A Rapid Drug Resistance Genotyping Workflow for Mycobacterium tuberculosis, Using Targeted Isothermal Amplification and Nanopore Sequencing
Harriet D. Gliddon, Dan Frampton, Vanisha Munsamy, Jude Heaney, Thomas Pataillot-Meakin, Eleni Nastouli, Alexander S. Pym, Adrie J. C. Steyn, Deenan Pillay, Rachel A. McKendry
Abstract
Current methods for diagnosing drug-resistant tuberculosis are time consuming, resulting in delays in patients receiving treatment and in transmission onwards.
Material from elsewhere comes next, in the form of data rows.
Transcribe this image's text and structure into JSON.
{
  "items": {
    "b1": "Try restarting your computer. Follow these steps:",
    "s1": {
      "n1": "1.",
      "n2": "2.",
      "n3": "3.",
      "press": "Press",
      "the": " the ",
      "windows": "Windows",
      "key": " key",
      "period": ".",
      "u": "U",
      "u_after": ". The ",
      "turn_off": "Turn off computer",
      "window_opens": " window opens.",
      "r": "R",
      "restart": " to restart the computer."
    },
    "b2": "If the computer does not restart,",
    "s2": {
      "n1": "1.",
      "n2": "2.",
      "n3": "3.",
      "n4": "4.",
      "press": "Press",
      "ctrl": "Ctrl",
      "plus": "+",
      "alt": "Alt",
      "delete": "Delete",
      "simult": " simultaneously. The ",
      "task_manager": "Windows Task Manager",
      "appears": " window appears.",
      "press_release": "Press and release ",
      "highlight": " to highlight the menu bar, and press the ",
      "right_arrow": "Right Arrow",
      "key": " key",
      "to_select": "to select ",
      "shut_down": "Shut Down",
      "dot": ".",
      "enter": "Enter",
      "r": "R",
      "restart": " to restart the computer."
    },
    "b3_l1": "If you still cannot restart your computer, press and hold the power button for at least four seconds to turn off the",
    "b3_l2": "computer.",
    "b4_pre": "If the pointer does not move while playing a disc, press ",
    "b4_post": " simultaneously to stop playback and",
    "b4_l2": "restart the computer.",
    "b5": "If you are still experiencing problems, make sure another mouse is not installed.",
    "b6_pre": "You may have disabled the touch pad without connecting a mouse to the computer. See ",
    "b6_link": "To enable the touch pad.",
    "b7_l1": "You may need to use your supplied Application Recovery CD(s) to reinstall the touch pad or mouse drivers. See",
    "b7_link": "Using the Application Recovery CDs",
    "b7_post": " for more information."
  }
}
They also require a high level of laboratory infrastructure, which is often only available at centralized facilities, resulting in further delays to diagnosis and additional barriers to deployment in resource-limited settings. This article describes a new workflow that can diagnose drug-resistant TB in a shorter time, with less equipment, and for a lower price than current methods. The amount of TB DNA is first increased without the need for bulky and costly thermocycling equipment. The DNA is then read using a portable sequencer called a MinION, which indicates whether there are tell-tale changes in the DNA that indicate whether the TB strain is drug resistant. Our workflow could play an important role in the future in the fight against the public health challenge that is TB drug resistance.